La mère est au jardin, elle sarcle les haricots. Son fils et sa fille jouent dans l’allée avec des cailloux qu’ils ont ramassés dans la cour. Le soldat pousse la porte du jardin, s’approche du petit groupe. Il est grand, il a les yeux bleus et les cheveux blonds. Il est de l’armée ennemie, celle qui occupe le pays. D’un geste tendre, il passe la main dans les cheveux de l’enfant aux cheveux bruns et aux yeux noirs. La main posé sur le cœur, il dit à la mère, dans un mauvais français, qu’il a là-bas un fils du même âge. Des larmes montent dans ses yeux. Il rebrousse chemin et regagne la grange pour y nourrir les chevaux réquisitionnés. De cela, il ne sera plus jamais question entre eux.
 
Bien des années plus tard, quand sa fille lui annonce, dans le jardin, près du buis, que sa petite-fille va apprendre l’allemand au collège, la grand-mère dit que c’est bien. Son regard s’embue, elle n’ajoutera rien. Toutes les trois prennent chacune une ligne et commencent en silence à ramasser les haricots. Elles rempliront un seau qu’elles partageront en deux.

À l’université, elle décide de partir un an en Allemagne avec le programme Erasmus. Elle a osé quelques mois auparavant interroger sa grand-mère sur l’homme du jardin. Elle n’a su lui dire qu’un nom et un prénom : Günther Hauffe et vaguement une région : la Saxe. Les réseaux sociaux n’existaient pas encore, elle a donc passé des petites annonces dans différents journaux de cette région afin de retrouver Günther Hauffe.

Quelques mois après, alors qu’elle est inscrite en sociologie à Mayence, elle se rend à Brême.
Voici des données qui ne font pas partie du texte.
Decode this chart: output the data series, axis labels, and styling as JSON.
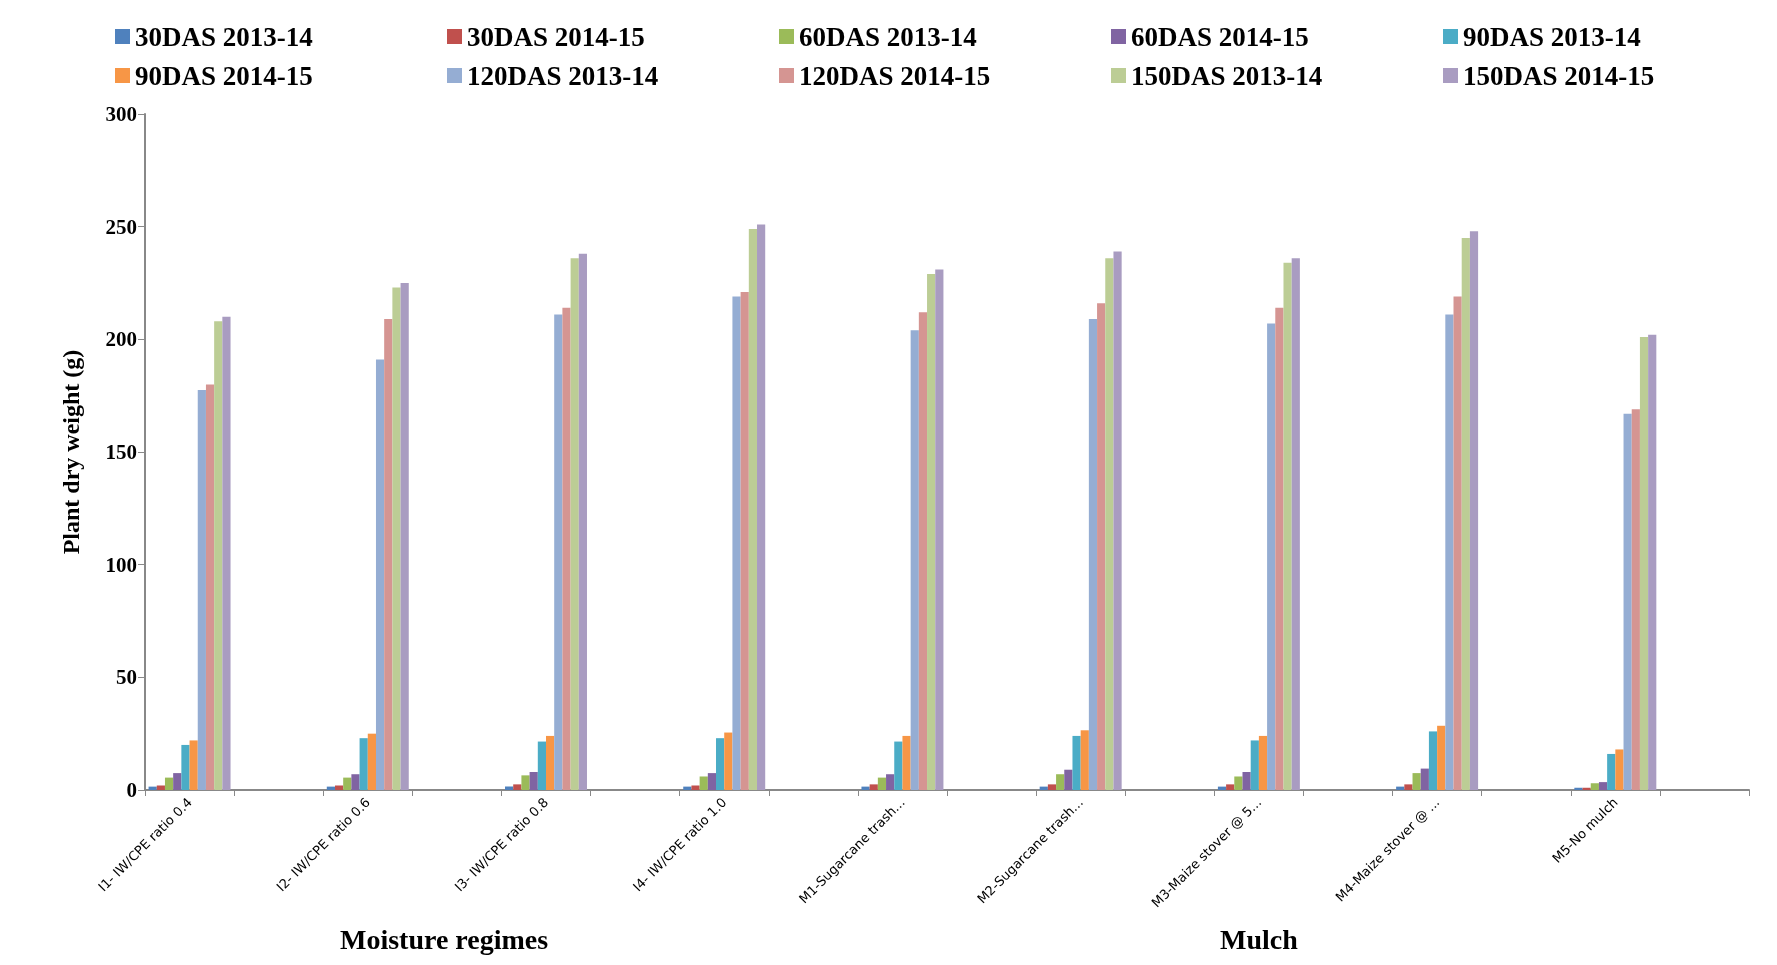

Arrivée à la gare, elle prend un taxi pour se rendre à l’adresse qu’on lui a indiquée en banlieue. Devant la porte, elle hésite puis tire sur la chaînette de la clochette. Elle entend des pas sur le gravier, le poussoir qu’on fait glisser dans le verrou. L’homme qui ouvre est grand, il est blond et il a les yeux bleus, elle sait que ce n’est pas Günther, il est trop jeune. Il se présente, Gerhard Hauffe, il est le fils de Günther. Il l’invite à entrer puis lui propose de s’asseoir dans le jardin pour discuter. Il va chercher deux grands verres et une carafe de citronnade.

Ils commencent par échanger des banalités ; elle parle de ses études, lui de son métier, il est psychologue. Enfin, ils en arrivent à leurs familles, à la raison de sa présence ici. Elle peut enfin poser la question qui lui brûle la langue depuis son arrivée, il n’a rien voulu dire dans les échanges de courrier ni au téléphone. Son père, il ne l’a jamais connu ; de France il a été envoyé en Union soviétique, à Stalingrad où il a disparu. Il est heureux que quelqu’un lui parle de son père ; depuis que sa mère est morte, plus personne ne le fait.

Le fils de Günther qui a appris le français à l’école les rejoint. Ils échangent quelques mots. C’est lui qui la raccompagnera à la gare.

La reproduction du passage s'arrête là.